IN The Sound of Music, Julie Andrews cheerfully informs the young von Trapps that "when you read you begin with A-B-C, when you sing you begin with do-re-mi."

She was not the first to make the comparison. In 1827, a Frenchman named Jean Francois Sudre invented Solresol, a musical Esperanto where the seven musical syllables, do-re-mi-fa-sol-la-ti, combine to form words and sentences.

For example: sol-re-sol is Solresol for "language" and ti-mi is "good morning".

Despite Sudre's efforts, the language never took off, but it will be resurrected in Sydney tomorrow night when the contemporary music group Ensemble Offspring performs Damien Ricketson's new composition, In God's Esperanto.

Ricketson, the ensemble's artistic director, stumbled across Solresol in a Google search. His composition uses quotes from composers, Esperanto advocates, the Bible and The Sound of Music, all translated into Solresol. The musicians play the notes and speak the syllables.

Sudre's only dictionary gives French definitions, so Ricketson spent hours translating English quotes first into French and then Solresol.

"I can't really speak French, and there's not much information about the grammar of Solresol, so the translations are probably terrible," he says. "I do feel like all this effort is slightly crazy, because the end product is completely nonsensical."

The linguistic properties of music are a favourite topic of musicologists, philosophers and linguists.

Says Ricketson: "People talk about music as the language of emotions, but when it comes to ordering a cappuccino, it's not very useful. Unless you use this insane French guy's language."

In God's Esperanto is a prelude to Ricketson's longer composition, A Line Has Two, a piece that explores the relationship between words and music. Where the prelude uses a lost language, A Line Has Two features an array of forgotten instruments, such as the ancient Arabic glass tusut and the Greek aulos.

The instruments are referenced in ancient musical scores, but no one knows what they look like or how they work. This was no deterrent to Ricketson, who simply invented instruments to suit the music.

His aulos is a "raucous, folksy-sounding" reed instrument, made by the Australian instrument maker Linsey Pollak. The glass tusut consists of 12 crystal glasses filled with varying amounts of water and played with violin bows.

At one point in the music, three musicians surround the tusut, each with two bows. "When we first started rehearsing, they were constantly crashing their hands into each other," says Ricketson. "I was sure I had worked it out so they would just miss each other if they played the right glass at the right time, but then we realised one of them was left-handed."

The crystal gives a "beautiful, other-worldly sound, not dissimilar to running your finger around a water glass".

"I've always been attracted to the kind of sounds that create a situation of strangeness.

"Where you feel a sense of connection with something that isn't comfortable, as might be the case when encountering another culture," Ricketson says.

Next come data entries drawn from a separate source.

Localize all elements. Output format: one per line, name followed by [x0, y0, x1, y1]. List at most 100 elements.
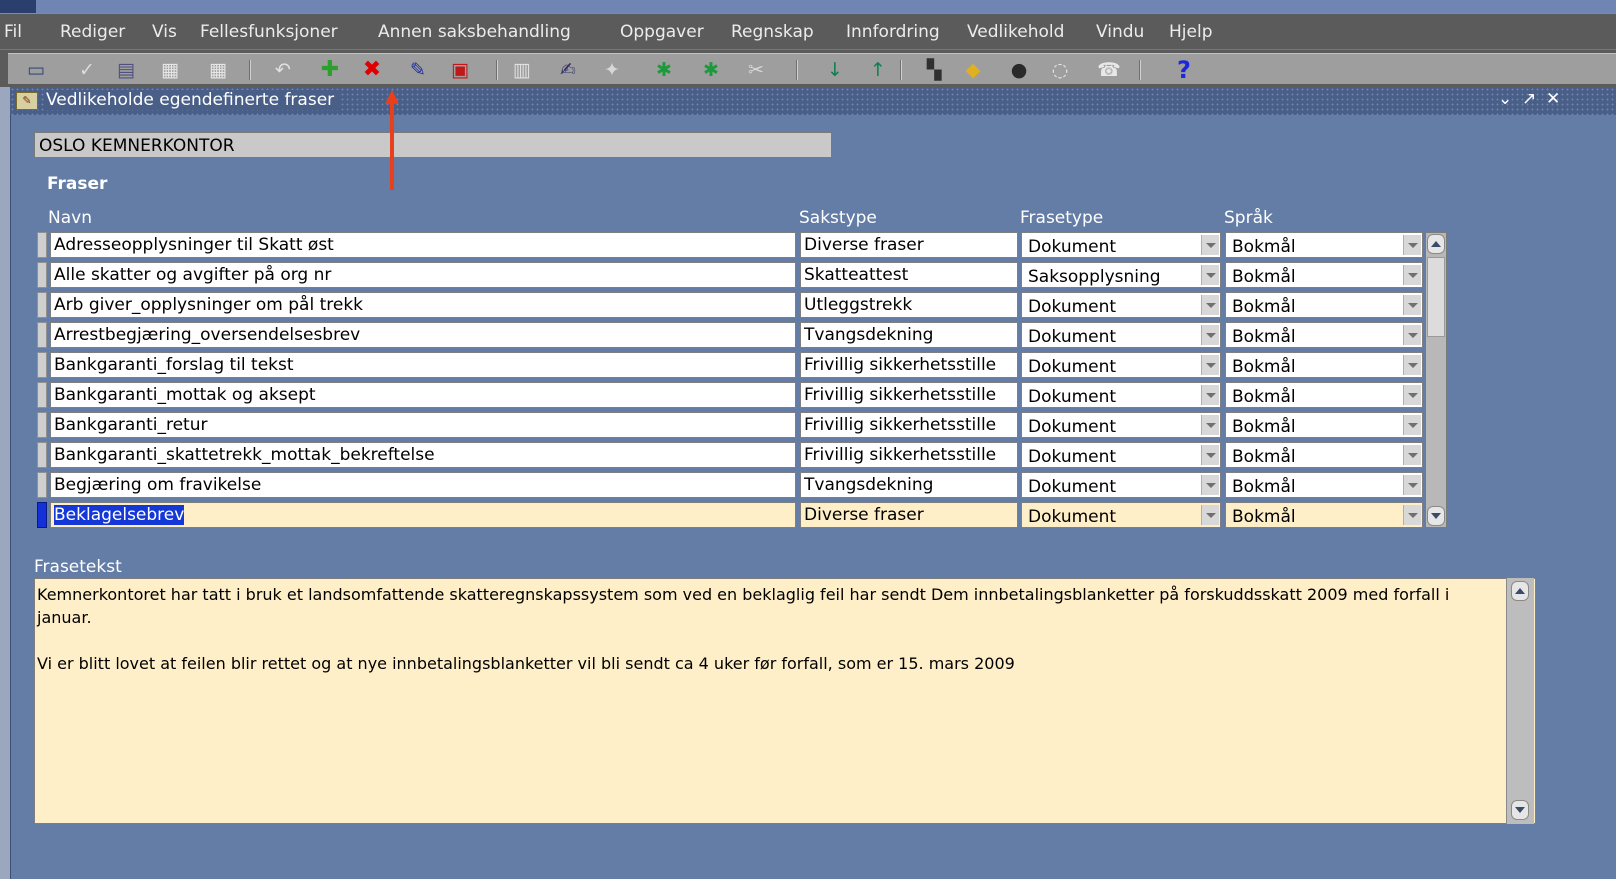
- row-indicator[interactable]: [37, 352, 47, 378]
- sprak-select[interactable]: Bokmål: [1225, 412, 1423, 438]
- minimize-icon[interactable]: ⌄: [1498, 89, 1512, 109]
- frasetype-select[interactable]: Dokument: [1021, 412, 1221, 438]
- row-indicator[interactable]: [37, 412, 47, 438]
- sakstype-field[interactable]: Tvangsdekning: [800, 322, 1018, 348]
- menu-fil[interactable]: Fil: [4, 22, 22, 42]
- comment-icon[interactable]: ◌: [1046, 56, 1074, 84]
- chevron-down-icon[interactable]: [1403, 235, 1421, 255]
- sprak-select[interactable]: Bokmål: [1225, 352, 1423, 378]
- frasetype-select[interactable]: Saksopplysning: [1021, 262, 1221, 288]
- chevron-down-icon[interactable]: [1201, 325, 1219, 345]
- row-indicator[interactable]: [37, 292, 47, 318]
- chevron-down-icon[interactable]: [1403, 445, 1421, 465]
- arrow-down-icon[interactable]: ↓: [821, 56, 849, 84]
- close-icon[interactable]: ✕: [1546, 89, 1560, 109]
- navn-field[interactable]: Begjæring om fravikelse: [50, 472, 796, 498]
- sprak-select[interactable]: Bokmål: [1225, 322, 1423, 348]
- page-settings-icon[interactable]: ▦: [204, 56, 232, 84]
- menu-annen-saksbehandling[interactable]: Annen saksbehandling: [378, 22, 571, 42]
- menu-rediger[interactable]: Rediger: [60, 22, 125, 42]
- frasetype-select[interactable]: Dokument: [1021, 442, 1221, 468]
- clear-record-icon[interactable]: ✎: [404, 56, 432, 84]
- menu-vis[interactable]: Vis: [152, 22, 177, 42]
- chevron-down-icon[interactable]: [1201, 505, 1219, 525]
- sprak-select[interactable]: Bokmål: [1225, 472, 1423, 498]
- chevron-down-icon[interactable]: [1201, 385, 1219, 405]
- sprak-select[interactable]: Bokmål: [1225, 502, 1423, 528]
- menu-oppgaver[interactable]: Oppgaver: [620, 22, 704, 42]
- navn-field[interactable]: Arrestbegjæring_oversendelsesbrev: [50, 322, 796, 348]
- sprak-select[interactable]: Bokmål: [1225, 292, 1423, 318]
- folder-icon[interactable]: ●: [1005, 56, 1033, 84]
- frasetype-select[interactable]: Dokument: [1021, 382, 1221, 408]
- navn-field[interactable]: Adresseopplysninger til Skatt øst: [50, 232, 796, 258]
- new-record-icon[interactable]: ✚: [316, 56, 344, 84]
- chevron-down-icon[interactable]: [1403, 265, 1421, 285]
- row-indicator[interactable]: [37, 472, 47, 498]
- menu-innfordring[interactable]: Innfordring: [846, 22, 940, 42]
- print-icon[interactable]: ▤: [112, 56, 140, 84]
- attach-icon[interactable]: ◆: [959, 56, 987, 84]
- sprak-select[interactable]: Bokmål: [1225, 382, 1423, 408]
- cancel-query-icon[interactable]: ▣: [446, 56, 474, 84]
- find-icon[interactable]: ✱: [697, 56, 725, 84]
- scroll-down-icon[interactable]: [1427, 506, 1445, 526]
- question-icon[interactable]: ?: [1170, 56, 1198, 84]
- chevron-down-icon[interactable]: [1201, 295, 1219, 315]
- frasetype-select[interactable]: Dokument: [1021, 322, 1221, 348]
- scroll-up-icon[interactable]: [1511, 581, 1529, 601]
- page-icon[interactable]: ▦: [156, 56, 184, 84]
- chevron-down-icon[interactable]: [1403, 415, 1421, 435]
- sakstype-field[interactable]: Utleggstrekk: [800, 292, 1018, 318]
- navn-field[interactable]: Bankgaranti_retur: [50, 412, 796, 438]
- chevron-down-icon[interactable]: [1403, 325, 1421, 345]
- sakstype-field[interactable]: Frivillig sikkerhetsstille: [800, 442, 1018, 468]
- menu-vedlikehold[interactable]: Vedlikehold: [967, 22, 1064, 42]
- sakstype-field[interactable]: Skatteattest: [800, 262, 1018, 288]
- chevron-down-icon[interactable]: [1201, 235, 1219, 255]
- menu-regnskap[interactable]: Regnskap: [731, 22, 814, 42]
- sprak-select[interactable]: Bokmål: [1225, 262, 1423, 288]
- row-indicator[interactable]: [37, 442, 47, 468]
- maximize-icon[interactable]: ↗: [1522, 89, 1536, 109]
- query-icon[interactable]: ▥: [508, 56, 536, 84]
- sakstype-field[interactable]: Tvangsdekning: [800, 472, 1018, 498]
- sakstype-field[interactable]: Frivillig sikkerhetsstille: [800, 382, 1018, 408]
- chevron-down-icon[interactable]: [1201, 265, 1219, 285]
- save-icon[interactable]: ▭: [22, 56, 50, 84]
- help-key-icon[interactable]: ✱: [650, 56, 678, 84]
- chevron-down-icon[interactable]: [1403, 295, 1421, 315]
- scroll-up-icon[interactable]: [1427, 234, 1445, 254]
- frasetype-select[interactable]: Dokument: [1021, 502, 1221, 528]
- edit-icon[interactable]: ✍: [554, 56, 582, 84]
- sakstype-field[interactable]: Diverse fraser: [800, 502, 1018, 528]
- navn-field[interactable]: Bankgaranti_skattetrekk_mottak_bekreftel…: [50, 442, 796, 468]
- sprak-select[interactable]: Bokmål: [1225, 442, 1423, 468]
- chevron-down-icon[interactable]: [1201, 445, 1219, 465]
- sakstype-field[interactable]: Frivillig sikkerhetsstille: [800, 412, 1018, 438]
- sakstype-field[interactable]: Diverse fraser: [800, 232, 1018, 258]
- chevron-down-icon[interactable]: [1403, 355, 1421, 375]
- grid-scrollbar[interactable]: [1425, 232, 1447, 528]
- arrow-up-icon[interactable]: ↑: [864, 56, 892, 84]
- menu-hjelp[interactable]: Hjelp: [1169, 22, 1212, 42]
- check-icon[interactable]: ✓: [73, 56, 101, 84]
- menu-vindu[interactable]: Vindu: [1096, 22, 1144, 42]
- sprak-select[interactable]: Bokmål: [1225, 232, 1423, 258]
- undo-icon[interactable]: ↶: [269, 56, 297, 84]
- chevron-down-icon[interactable]: [1201, 415, 1219, 435]
- chevron-down-icon[interactable]: [1403, 505, 1421, 525]
- frasetype-select[interactable]: Dokument: [1021, 352, 1221, 378]
- frasetekst-scrollbar[interactable]: [1506, 578, 1534, 824]
- sakstype-field[interactable]: Frivillig sikkerhetsstille: [800, 352, 1018, 378]
- scroll-down-icon[interactable]: [1511, 800, 1529, 820]
- navn-field[interactable]: Beklagelsebrev: [50, 502, 796, 528]
- menu-fellesfunksjoner[interactable]: Fellesfunksjoner: [200, 22, 338, 42]
- row-indicator[interactable]: [37, 322, 47, 348]
- frasetype-select[interactable]: Dokument: [1021, 292, 1221, 318]
- tools-icon[interactable]: ✂: [742, 56, 770, 84]
- phone-icon[interactable]: ☎: [1095, 56, 1123, 84]
- row-indicator[interactable]: [37, 382, 47, 408]
- wand-icon[interactable]: ✦: [598, 56, 626, 84]
- network-icon[interactable]: ▚: [920, 56, 948, 84]
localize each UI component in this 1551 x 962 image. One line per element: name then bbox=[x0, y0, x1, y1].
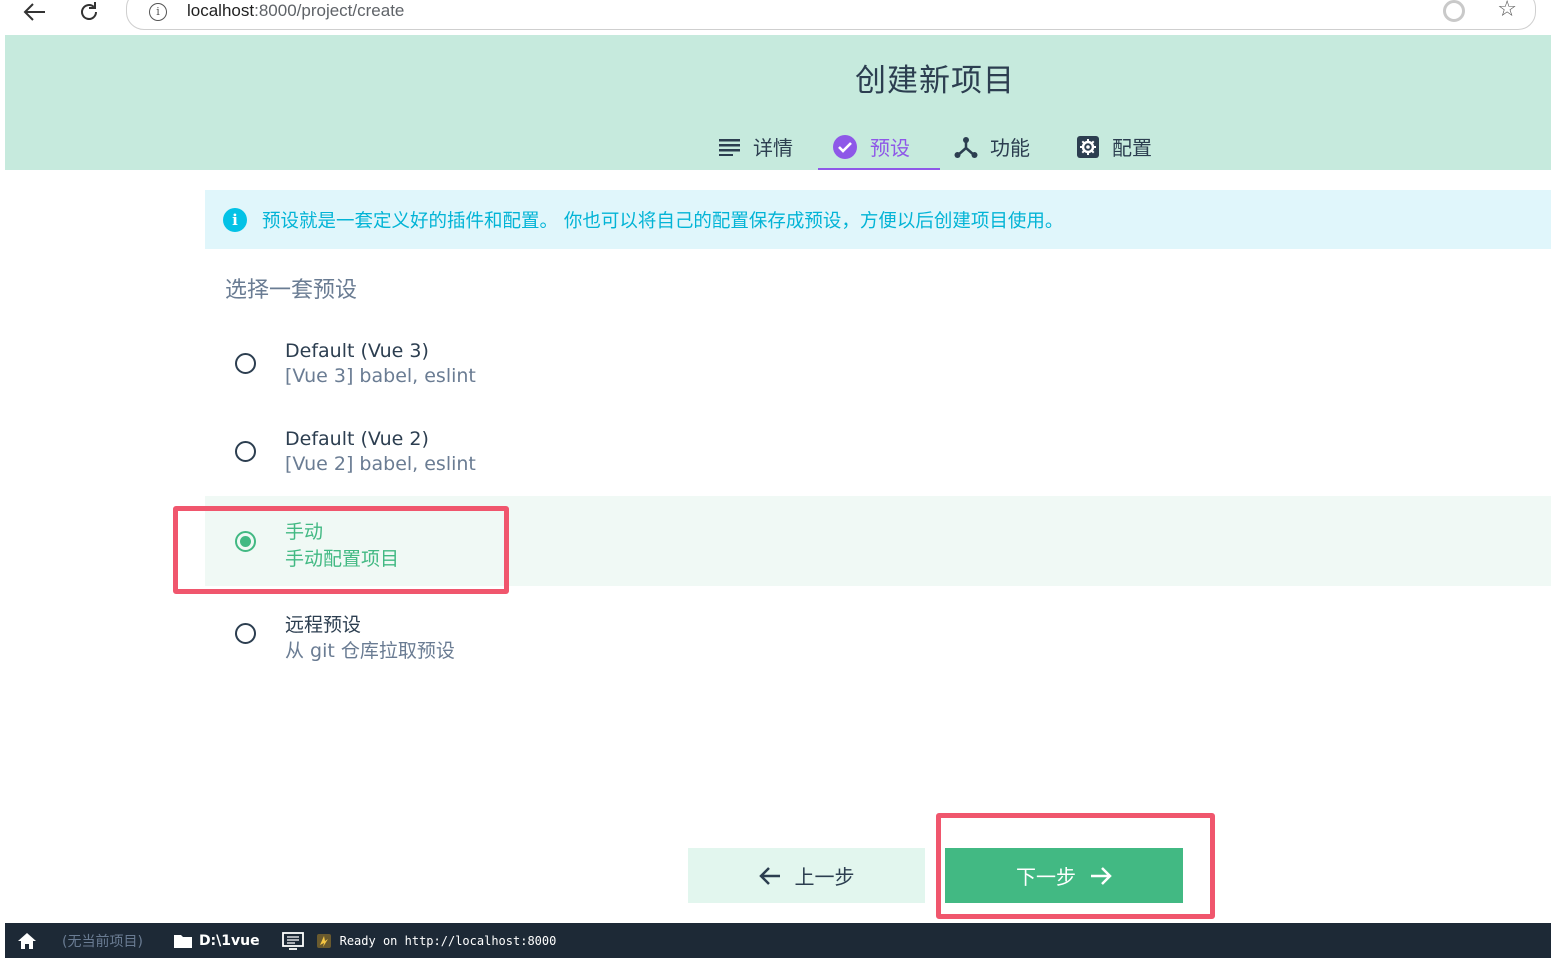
arrow-right-icon bbox=[1090, 866, 1112, 886]
folder-icon[interactable] bbox=[173, 933, 193, 949]
tab-label: 配置 bbox=[1112, 136, 1152, 160]
tab-label: 功能 bbox=[990, 136, 1030, 160]
check-circle-icon bbox=[832, 134, 858, 160]
preset-name: Default (Vue 3) bbox=[285, 340, 429, 362]
url-text[interactable]: localhost:8000/project/create bbox=[187, 1, 404, 21]
bottom-strip bbox=[0, 958, 1551, 962]
preset-name: Default (Vue 2) bbox=[285, 428, 429, 450]
list-icon bbox=[719, 138, 741, 156]
log-message[interactable]: Ready on http://localhost:8000 bbox=[340, 934, 557, 948]
preset-description: [Vue 3] babel, eslint bbox=[285, 365, 476, 387]
back-button[interactable] bbox=[20, 0, 50, 24]
fork-icon bbox=[954, 135, 978, 159]
home-icon[interactable] bbox=[17, 931, 37, 951]
radio-button[interactable] bbox=[235, 441, 256, 462]
preset-name: 手动 bbox=[285, 521, 324, 543]
log-status-icon bbox=[316, 933, 332, 949]
star-icon[interactable]: ☆ bbox=[1497, 0, 1517, 22]
arrow-left-icon bbox=[23, 3, 45, 21]
gear-icon bbox=[1076, 135, 1100, 159]
arrow-left-icon bbox=[758, 866, 781, 886]
preset-remote[interactable]: 远程预设 从 git 仓库拉取预设 bbox=[205, 588, 1551, 678]
console-icon[interactable] bbox=[281, 931, 304, 950]
preset-name: 远程预设 bbox=[285, 614, 362, 636]
page-title: 创建新项目 bbox=[855, 63, 1015, 99]
tab-config[interactable]: 配置 bbox=[1062, 123, 1184, 170]
site-info-icon[interactable]: i bbox=[149, 3, 167, 21]
extension-icon[interactable] bbox=[1443, 0, 1465, 22]
info-banner-text: 预设就是一套定义好的插件和配置。 你也可以将自己的配置保存成预设，方便以后创建项… bbox=[262, 210, 1064, 232]
tab-label: 详情 bbox=[753, 136, 793, 160]
radio-button[interactable] bbox=[235, 623, 256, 644]
next-button-label: 下一步 bbox=[1016, 867, 1076, 889]
app-container: 创建新项目 详情 预设 功能 配置 i 预设就是一套定义好的插件和配置。 你也可… bbox=[5, 35, 1551, 923]
preset-manual[interactable]: 手动 手动配置项目 bbox=[205, 496, 1551, 586]
tab-details[interactable]: 详情 bbox=[705, 123, 818, 170]
preset-description: 手动配置项目 bbox=[285, 548, 400, 570]
status-bar: (无当前项目) D:\1vue Ready on http://localhos… bbox=[5, 923, 1551, 958]
section-title: 选择一套预设 bbox=[225, 278, 358, 303]
previous-button[interactable]: 上一步 bbox=[688, 848, 925, 903]
reload-icon bbox=[81, 2, 97, 20]
info-banner: i 预设就是一套定义好的插件和配置。 你也可以将自己的配置保存成预设，方便以后创… bbox=[205, 190, 1551, 249]
radio-button-selected[interactable] bbox=[235, 531, 256, 552]
current-folder[interactable]: D:\1vue bbox=[199, 933, 260, 949]
page-header: 创建新项目 详情 预设 功能 配置 bbox=[5, 35, 1551, 170]
preset-description: [Vue 2] babel, eslint bbox=[285, 453, 476, 475]
radio-button[interactable] bbox=[235, 353, 256, 374]
preset-default-vue2[interactable]: Default (Vue 2) [Vue 2] babel, eslint bbox=[205, 407, 1551, 497]
current-project[interactable]: (无当前项目) bbox=[62, 931, 143, 951]
next-button[interactable]: 下一步 bbox=[945, 848, 1183, 903]
browser-toolbar: i localhost:8000/project/create ☆ bbox=[0, 0, 1551, 32]
tab-label: 预设 bbox=[870, 136, 910, 160]
step-tabs: 详情 预设 功能 配置 bbox=[705, 123, 1184, 170]
tab-preset[interactable]: 预设 bbox=[818, 123, 940, 170]
reload-button[interactable] bbox=[74, 0, 104, 24]
previous-button-label: 上一步 bbox=[794, 867, 855, 889]
tab-features[interactable]: 功能 bbox=[940, 123, 1062, 170]
preset-default-vue3[interactable]: Default (Vue 3) [Vue 3] babel, eslint bbox=[205, 319, 1551, 409]
preset-description: 从 git 仓库拉取预设 bbox=[285, 640, 455, 662]
info-icon: i bbox=[223, 207, 247, 232]
address-bar[interactable]: i localhost:8000/project/create ☆ bbox=[126, 0, 1536, 30]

He is frustrated with dominance of the old masters in the repertoire of Australia's orchestras. "They present contemporary music so apologetically, as if they're giving a kid medicine. You're not going to like it, but maybe it's good for you," he says.

But he admits Ensemble Offspring's music is not to everyone's taste. "It might give one person a musical epiphany and make someone else irate," he says. "But if you have a hostile reaction, at least you won't walk out indifferent."

coffeesp00ns:

Fascinating stuff. Thanks for Introducing me to all of this.